Russia is not the only danger. There is the persistent threat of global terror groups. Countries like Iran also pose a serious nuclear, cyber and terrorist danger. But it is China which many experts predict could be an even greater risk. This is not the type of massive military danger Nato faced at its inception but a new type of competition. Today, we are realising the degree to which the Chinese Communist Party is hostile to the West and to our values. And we are watching the situation in Hong Kong with concern. How China responds will say a great deal about the role we can expect Beijing to play in the future.
The only certainty is that Nato must be ready for any threat, from any direction and in any form. We must be ready to defend ourselves in space and cyberspace, as well as on air, land and sea. In the 20th century, we had to defend ourselves from enemy planes, tanks and nuclear warheads. Today the weapons of war could just as easily be biotech or big data, disinformation or drones, algorithms or artificial intelligence. As the world’s premier political-military alliance, Nato is the indispensable answer to these questions.
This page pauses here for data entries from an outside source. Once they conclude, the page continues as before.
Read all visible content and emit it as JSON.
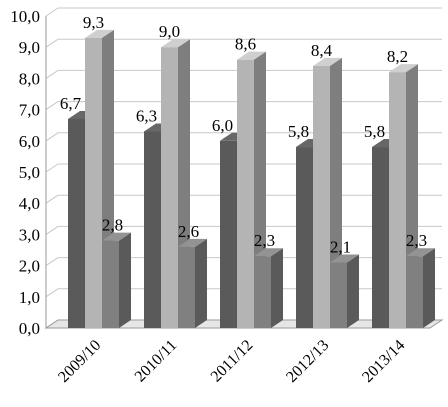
{
  "chart_data": {
    "type": "bar",
    "categories": [
      "2009/10",
      "2010/11",
      "2011/12",
      "2012/13",
      "2013/14"
    ],
    "series": [
      {
        "values": [
          6.7,
          6.3,
          6.0,
          5.8,
          5.8
        ],
        "labels": [
          "6,7",
          "6,3",
          "6,0",
          "5,8",
          "5,8"
        ],
        "color": "#5a5a5a"
      },
      {
        "values": [
          9.3,
          9.0,
          8.6,
          8.4,
          8.2
        ],
        "labels": [
          "9,3",
          "9,0",
          "8,6",
          "8,4",
          "8,2"
        ],
        "color": "#b4b4b4"
      },
      {
        "values": [
          2.8,
          2.6,
          2.3,
          2.1,
          2.3
        ],
        "labels": [
          "2,8",
          "2,6",
          "2,3",
          "2,1",
          "2,3"
        ],
        "color": "#808080"
      }
    ],
    "ylim": [
      0,
      10
    ],
    "yticks": [
      "0,0",
      "1,0",
      "2,0",
      "3,0",
      "4,0",
      "5,0",
      "6,0",
      "7,0",
      "8,0",
      "9,0",
      "10,0"
    ],
    "grid": true,
    "style": "3d"
  }
}
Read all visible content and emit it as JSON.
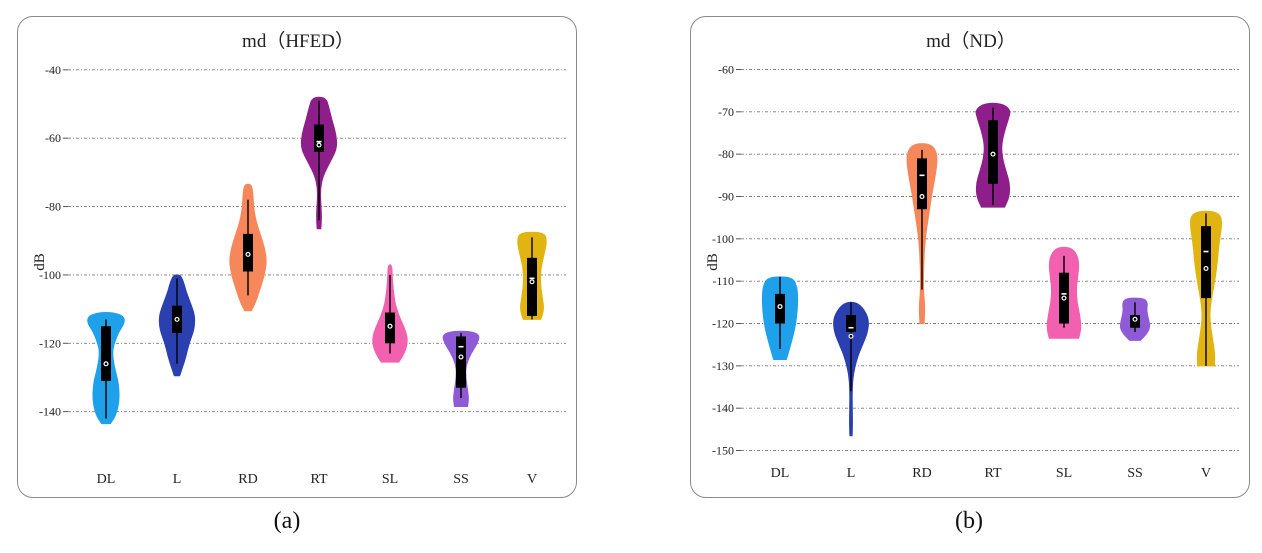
{
  "chart_data": [
    {
      "type": "violin",
      "title": "md（HFED）",
      "ylabel": "dB",
      "xlabel": "",
      "ylim": [
        -148,
        -38
      ],
      "yticks": [
        -40,
        -60,
        -80,
        -100,
        -120,
        -140
      ],
      "grid": true,
      "categories": [
        "DL",
        "L",
        "RD",
        "RT",
        "SL",
        "SS",
        "V"
      ],
      "series": [
        {
          "category": "DL",
          "color": "#1ea0ea",
          "min": -142,
          "q1": -131,
          "median": -126,
          "mean": -126,
          "q3": -115,
          "max": -113,
          "profile": [
            [
              -143.5,
              0.2
            ],
            [
              -141,
              0.45
            ],
            [
              -137,
              0.6
            ],
            [
              -132,
              0.58
            ],
            [
              -128,
              0.42
            ],
            [
              -124,
              0.3
            ],
            [
              -121,
              0.32
            ],
            [
              -117,
              0.55
            ],
            [
              -114,
              0.85
            ],
            [
              -112,
              0.8
            ],
            [
              -111,
              0.3
            ]
          ]
        },
        {
          "category": "L",
          "color": "#2a3fb0",
          "min": -126,
          "q1": -117,
          "median": -113,
          "mean": -113,
          "q3": -109,
          "max": -101,
          "profile": [
            [
              -129.5,
              0.12
            ],
            [
              -127,
              0.25
            ],
            [
              -124,
              0.4
            ],
            [
              -120,
              0.55
            ],
            [
              -116,
              0.78
            ],
            [
              -112,
              0.82
            ],
            [
              -108,
              0.6
            ],
            [
              -105,
              0.42
            ],
            [
              -102,
              0.3
            ],
            [
              -100,
              0.15
            ]
          ]
        },
        {
          "category": "RD",
          "color": "#f5875a",
          "min": -106,
          "q1": -99,
          "median": -94,
          "mean": -94,
          "q3": -88,
          "max": -78,
          "profile": [
            [
              -110.5,
              0.15
            ],
            [
              -108,
              0.35
            ],
            [
              -104,
              0.55
            ],
            [
              -100,
              0.75
            ],
            [
              -96,
              0.85
            ],
            [
              -92,
              0.75
            ],
            [
              -88,
              0.55
            ],
            [
              -84,
              0.35
            ],
            [
              -80,
              0.25
            ],
            [
              -76,
              0.22
            ],
            [
              -73.5,
              0.15
            ]
          ]
        },
        {
          "category": "RT",
          "color": "#8e1f8a",
          "min": -84,
          "q1": -64,
          "median": -61,
          "mean": -62,
          "q3": -56,
          "max": -49,
          "profile": [
            [
              -86.5,
              0.08
            ],
            [
              -83,
              0.12
            ],
            [
              -79,
              0.08
            ],
            [
              -75,
              0.06
            ],
            [
              -71,
              0.18
            ],
            [
              -67,
              0.5
            ],
            [
              -63,
              0.82
            ],
            [
              -59,
              0.78
            ],
            [
              -55,
              0.6
            ],
            [
              -51,
              0.45
            ],
            [
              -48,
              0.3
            ]
          ]
        },
        {
          "category": "SL",
          "color": "#f261b0",
          "min": -123,
          "q1": -120,
          "median": -115,
          "mean": -115,
          "q3": -111,
          "max": -100,
          "profile": [
            [
              -125.5,
              0.4
            ],
            [
              -123,
              0.65
            ],
            [
              -120,
              0.8
            ],
            [
              -117,
              0.75
            ],
            [
              -114,
              0.55
            ],
            [
              -111,
              0.35
            ],
            [
              -108,
              0.22
            ],
            [
              -104,
              0.14
            ],
            [
              -100,
              0.1
            ],
            [
              -97,
              0.08
            ]
          ]
        },
        {
          "category": "SS",
          "color": "#8e5ad6",
          "min": -136,
          "q1": -133,
          "median": -121,
          "mean": -124,
          "q3": -118,
          "max": -117,
          "profile": [
            [
              -138.5,
              0.3
            ],
            [
              -136,
              0.35
            ],
            [
              -133,
              0.28
            ],
            [
              -129,
              0.2
            ],
            [
              -126,
              0.25
            ],
            [
              -123,
              0.45
            ],
            [
              -120,
              0.75
            ],
            [
              -117.5,
              0.85
            ],
            [
              -116.5,
              0.4
            ]
          ]
        },
        {
          "category": "V",
          "color": "#e2b412",
          "min": -113,
          "q1": -112,
          "median": -101,
          "mean": -102,
          "q3": -95,
          "max": -89,
          "profile": [
            [
              -113,
              0.4
            ],
            [
              -110,
              0.55
            ],
            [
              -106,
              0.45
            ],
            [
              -102,
              0.38
            ],
            [
              -98,
              0.4
            ],
            [
              -94,
              0.55
            ],
            [
              -90,
              0.68
            ],
            [
              -87.5,
              0.55
            ]
          ]
        }
      ]
    },
    {
      "type": "violin",
      "title": "md（ND）",
      "ylabel": "dB",
      "xlabel": "",
      "ylim": [
        -152,
        -58
      ],
      "yticks": [
        -60,
        -70,
        -80,
        -90,
        -100,
        -110,
        -120,
        -130,
        -140,
        -150
      ],
      "grid": true,
      "categories": [
        "DL",
        "L",
        "RD",
        "RT",
        "SL",
        "SS",
        "V"
      ],
      "series": [
        {
          "category": "DL",
          "color": "#1ea0ea",
          "min": -126,
          "q1": -120,
          "median": -116,
          "mean": -116,
          "q3": -113,
          "max": -109,
          "profile": [
            [
              -128.5,
              0.3
            ],
            [
              -126,
              0.45
            ],
            [
              -123,
              0.62
            ],
            [
              -120,
              0.75
            ],
            [
              -117,
              0.82
            ],
            [
              -114,
              0.85
            ],
            [
              -111,
              0.8
            ],
            [
              -109,
              0.55
            ]
          ]
        },
        {
          "category": "L",
          "color": "#2a3fb0",
          "min": -136,
          "q1": -122,
          "median": -121,
          "mean": -123,
          "q3": -118,
          "max": -115,
          "profile": [
            [
              -146.5,
              0.05
            ],
            [
              -144,
              0.07
            ],
            [
              -140,
              0.06
            ],
            [
              -136,
              0.05
            ],
            [
              -132,
              0.1
            ],
            [
              -128,
              0.3
            ],
            [
              -125,
              0.55
            ],
            [
              -122,
              0.8
            ],
            [
              -119,
              0.85
            ],
            [
              -116.5,
              0.6
            ],
            [
              -115,
              0.25
            ]
          ]
        },
        {
          "category": "RD",
          "color": "#f5875a",
          "min": -112,
          "q1": -93,
          "median": -85,
          "mean": -90,
          "q3": -81,
          "max": -79,
          "profile": [
            [
              -120,
              0.1
            ],
            [
              -116,
              0.14
            ],
            [
              -112,
              0.06
            ],
            [
              -106,
              0.08
            ],
            [
              -100,
              0.15
            ],
            [
              -95,
              0.3
            ],
            [
              -90,
              0.45
            ],
            [
              -86,
              0.6
            ],
            [
              -82,
              0.72
            ],
            [
              -79.5,
              0.7
            ],
            [
              -77.5,
              0.4
            ]
          ]
        },
        {
          "category": "RT",
          "color": "#8e1f8a",
          "min": -92,
          "q1": -87,
          "median": -80,
          "mean": -80,
          "q3": -72,
          "max": -69,
          "profile": [
            [
              -92.5,
              0.55
            ],
            [
              -90,
              0.78
            ],
            [
              -87,
              0.8
            ],
            [
              -84,
              0.62
            ],
            [
              -81,
              0.45
            ],
            [
              -78,
              0.4
            ],
            [
              -75,
              0.52
            ],
            [
              -72,
              0.72
            ],
            [
              -69.5,
              0.85
            ],
            [
              -68,
              0.4
            ]
          ]
        },
        {
          "category": "SL",
          "color": "#f261b0",
          "min": -121,
          "q1": -120,
          "median": -113,
          "mean": -114,
          "q3": -108,
          "max": -104,
          "profile": [
            [
              -123.5,
              0.7
            ],
            [
              -121,
              0.82
            ],
            [
              -118,
              0.75
            ],
            [
              -115,
              0.62
            ],
            [
              -112,
              0.58
            ],
            [
              -109,
              0.65
            ],
            [
              -106,
              0.72
            ],
            [
              -103.5,
              0.6
            ],
            [
              -102,
              0.3
            ]
          ]
        },
        {
          "category": "SS",
          "color": "#8e5ad6",
          "min": -122,
          "q1": -121,
          "median": -119,
          "mean": -119,
          "q3": -118,
          "max": -115,
          "profile": [
            [
              -124,
              0.25
            ],
            [
              -122.5,
              0.55
            ],
            [
              -121,
              0.72
            ],
            [
              -119,
              0.65
            ],
            [
              -117,
              0.55
            ],
            [
              -115,
              0.6
            ],
            [
              -114,
              0.4
            ]
          ]
        },
        {
          "category": "V",
          "color": "#e2b412",
          "min": -130,
          "q1": -114,
          "median": -103,
          "mean": -107,
          "q3": -97,
          "max": -94,
          "profile": [
            [
              -130,
              0.4
            ],
            [
              -127,
              0.42
            ],
            [
              -124,
              0.32
            ],
            [
              -120,
              0.2
            ],
            [
              -117,
              0.18
            ],
            [
              -113,
              0.3
            ],
            [
              -109,
              0.45
            ],
            [
              -105,
              0.55
            ],
            [
              -101,
              0.62
            ],
            [
              -97,
              0.75
            ],
            [
              -94.5,
              0.72
            ],
            [
              -93.5,
              0.35
            ]
          ]
        }
      ]
    }
  ],
  "sublabels": {
    "a": "(a)",
    "b": "(b)"
  }
}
No single country can meet all these challenges alone. Nato countries must band together. The United States believes this today as we believed it in 1949. Our commitment to Nato has never wavered. Today, America accounts for nearly 70 per cent of the total amount Nato members spend on defence. We will defend our allies with everything we have, and hope our Nato allies will step up and share the burden. And we know that Britain will do the same. A founding member of Nato, Britain gave Nato its first ever home. Across the generations, Britain has been instrumental in Nato’s success.
America is counting on British leadership once again. This December, 70 years after the alliance first began, Nato leaders will gather in Britain to plan for the new challenges ahead. The United States will be clear: the threats may have changed since 1949, but the answer hasn’t. Nato remains the foundation of our collective security. Our peace and prosperity depend on it.